Our guide had been confident during our "tour" of Arusha, Tanzania, not the least bit shady. "This way," he said. "Right through here," as he pointed to a shoddy door on the side of a nondescript building.
The woman, however, was shifty, her eyes twitching, her too-still body poised, begging, "Don't go you fools, it's a trap."
"Wait," I said, motionless. My friend stopped and turned, followed by the guide, who looked confused.
The half-day adventure through the busy town in northern Tanzania, which served as a jumping-off point for safaris and treks up Mount Kilimanjaro, had been fun and stimulating, but most important, and often surprisingly, safe. And the guide, a scrawny twentysomething from a neighboring town, had been accommodating and seemed genuine, despite his obvious desire for us to buy one of his paintings at the tour's conclusion.
But as the woman beside him shuffled her feet anxiously, I began to reconfigure my impression of the young man. The sudden hint of danger had cast the local artisan in a different, less-than-hospitable light. In return for a few swirls of paint, a quid pro quo I was certain he performed regularly, perhaps he had wanted more than a few of our American dollars.
The woman hadn't nodded at me, she hadn't slipped me a note, and she hadn't screamed, "Run!" But I had reacted nonetheless. She had given something away, exposed our guide somehow. "No," I said, despite the fact no one had addressed my hesitancy.
"But this is last part of the tour," the guide responded eagerly, placing his palm on my friend's backpack. Suddenly I began a game of connect-the-dots. Like breadcrumbs, I followed the details of the last few hours back to the moment when our guide discovered us at our hostel's front door, wading through a crowd of peddlers and beggars, offering us refuge in a cozy alleyway where he stashed his artwork for purchase. "I can show you around Arusha," he had prodded. We told him no a handful of times, but ultimately, adventurously, agreed.
His services required such persistence, I thought, but not taking no for an answer should have been our first tip-off. The second had been his speech; it was choppy and too quick, like a coffee-house barista who'd done too much of his own stuff. And the guide had loved my friend's Gore-Tex boots, joking with a grin that he could leave them with him before we returned to Boston. His quip had seemed benign then, but now, my eyes glued to the nervous woman, the remark seemed like a canned observation likely bestowed upon countless wide-eyed tourists who came before us, and before them.

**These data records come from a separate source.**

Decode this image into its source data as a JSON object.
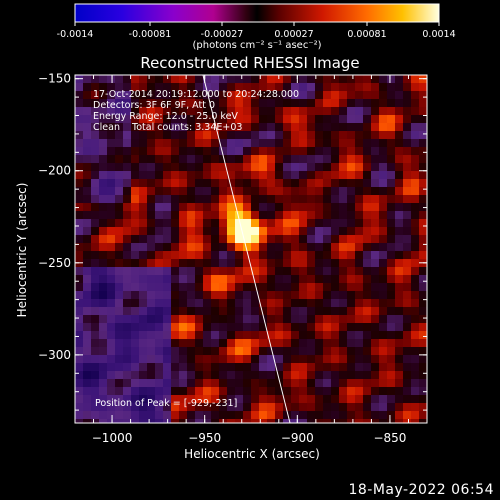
{
  "colorbar": {
    "ticks": [
      "-0.0014",
      "-0.00081",
      "-0.00027",
      "0.00027",
      "0.00081",
      "0.0014"
    ],
    "units": "(photons cm⁻² s⁻¹ asec⁻²)"
  },
  "plot": {
    "title": "Reconstructed RHESSI Image",
    "xlabel": "Heliocentric X (arcsec)",
    "ylabel": "Heliocentric Y (arcsec)",
    "xticks": [
      "-1000",
      "-950",
      "-900",
      "-850"
    ],
    "yticks": [
      "-150",
      "-200",
      "-250",
      "-300"
    ],
    "info_lines": [
      "17-Oct-2014 20:19:12.000 to 20:24:28.000",
      "Detectors: 3F 6F 9F, Att 0",
      "Energy Range: 12.0 - 25.0 keV",
      "Clean    Total counts: 3.34E+03"
    ],
    "peak_label": "Position of Peak = [-929,-231]"
  },
  "timestamp": "18-May-2022 06:54",
  "chart_data": {
    "type": "heatmap",
    "title": "Reconstructed RHESSI Image",
    "xlabel": "Heliocentric X (arcsec)",
    "ylabel": "Heliocentric Y (arcsec)",
    "xlim": [
      -1020,
      -830
    ],
    "ylim": [
      -337,
      -148
    ],
    "colorbar_range": [
      -0.0014,
      0.0014
    ],
    "peak": {
      "x": -929,
      "y": -231
    },
    "limb_line": true
  }
}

"Take us back to our hostel, please," I said, now convinced that the "last leg" of our tour was a trap and that hiding inside the building was a gang of wicked thieves, their stolen duffel bags stuffed with the wallets and watches and purses and jewelry of traveling victims.

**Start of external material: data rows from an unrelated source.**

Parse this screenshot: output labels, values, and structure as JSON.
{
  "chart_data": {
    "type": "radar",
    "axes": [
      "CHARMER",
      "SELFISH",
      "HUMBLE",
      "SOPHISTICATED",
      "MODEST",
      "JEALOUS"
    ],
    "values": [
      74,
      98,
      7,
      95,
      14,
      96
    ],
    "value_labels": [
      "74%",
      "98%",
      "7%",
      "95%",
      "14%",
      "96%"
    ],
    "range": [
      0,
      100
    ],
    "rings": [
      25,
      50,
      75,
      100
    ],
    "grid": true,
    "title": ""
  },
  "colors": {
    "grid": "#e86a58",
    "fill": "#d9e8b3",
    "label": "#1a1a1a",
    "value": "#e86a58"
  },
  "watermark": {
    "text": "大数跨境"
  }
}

The guide's face dropped, his head shifting backward. Saying nothing, he pivoted and dodged the building on our way back to the center of town. Was he disappointed that his plan, which had worked without a hitch countless times before, had been foiled? Or was he insulted by my silent accusation, my subtextual jab that he was a faker, a predator even?

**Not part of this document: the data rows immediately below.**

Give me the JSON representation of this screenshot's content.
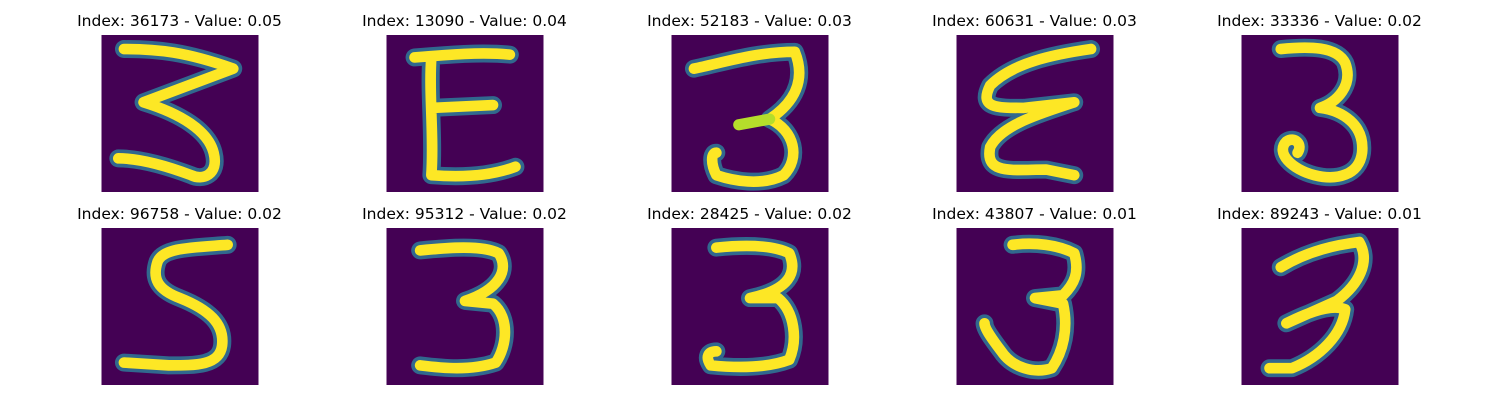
{
  "colors": {
    "background": "#440154",
    "stroke_mid": "#21918c",
    "stroke_edge": "#31688e",
    "stroke_core": "#fde725",
    "stroke_inner": "#b5de2b"
  },
  "panels": [
    {
      "index": "36173",
      "value": "0.05",
      "title": "Index: 36173 - Value: 0.05",
      "glyph": "3"
    },
    {
      "index": "13090",
      "value": "0.04",
      "title": "Index: 13090 - Value: 0.04",
      "glyph": "E"
    },
    {
      "index": "52183",
      "value": "0.03",
      "title": "Index: 52183 - Value: 0.03",
      "glyph": "3"
    },
    {
      "index": "60631",
      "value": "0.03",
      "title": "Index: 60631 - Value: 0.03",
      "glyph": "3"
    },
    {
      "index": "33336",
      "value": "0.02",
      "title": "Index: 33336 - Value: 0.02",
      "glyph": "3"
    },
    {
      "index": "96758",
      "value": "0.02",
      "title": "Index: 96758 - Value: 0.02",
      "glyph": "5"
    },
    {
      "index": "95312",
      "value": "0.02",
      "title": "Index: 95312 - Value: 0.02",
      "glyph": "3"
    },
    {
      "index": "28425",
      "value": "0.02",
      "title": "Index: 28425 - Value: 0.02",
      "glyph": "3"
    },
    {
      "index": "43807",
      "value": "0.01",
      "title": "Index: 43807 - Value: 0.01",
      "glyph": "3"
    },
    {
      "index": "89243",
      "value": "0.01",
      "title": "Index: 89243 - Value: 0.01",
      "glyph": "3"
    }
  ]
}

Would we have come upon danger or wonder, thieves with machetes, or an oasis, brimming with sensory treasures? I'll never know. Intuition is funny like that. It deals in subtleties, rascally details subject to perception, environment, and false cues from objects and especially humans, like an onlooker who had put my nerves in overdrive. But had I misread the situation? The woman could have just heard a terrible bit of news, after all. She could have been searching desperately for a missing child. Maybe, humiliatingly, she had found our presence unnerving.
As we walked back to our hostel, I felt a slight embarrassment, wondering if perhaps I had overreacted, if maybe I had been victim to my heightened senses, my own prejudices and fears, provoked by a low-down building in a foreign country at the edge of an otherworldly town. But I also felt grateful that I had followed my instincts, thankful that I had let the woman on the periphery inform my senses. Right or wrong, appropriate or obnoxious, clever or foolish, I had listened to the tiny details only my intuition had noticed and knew that was the best I, or anybody for that matter, could do.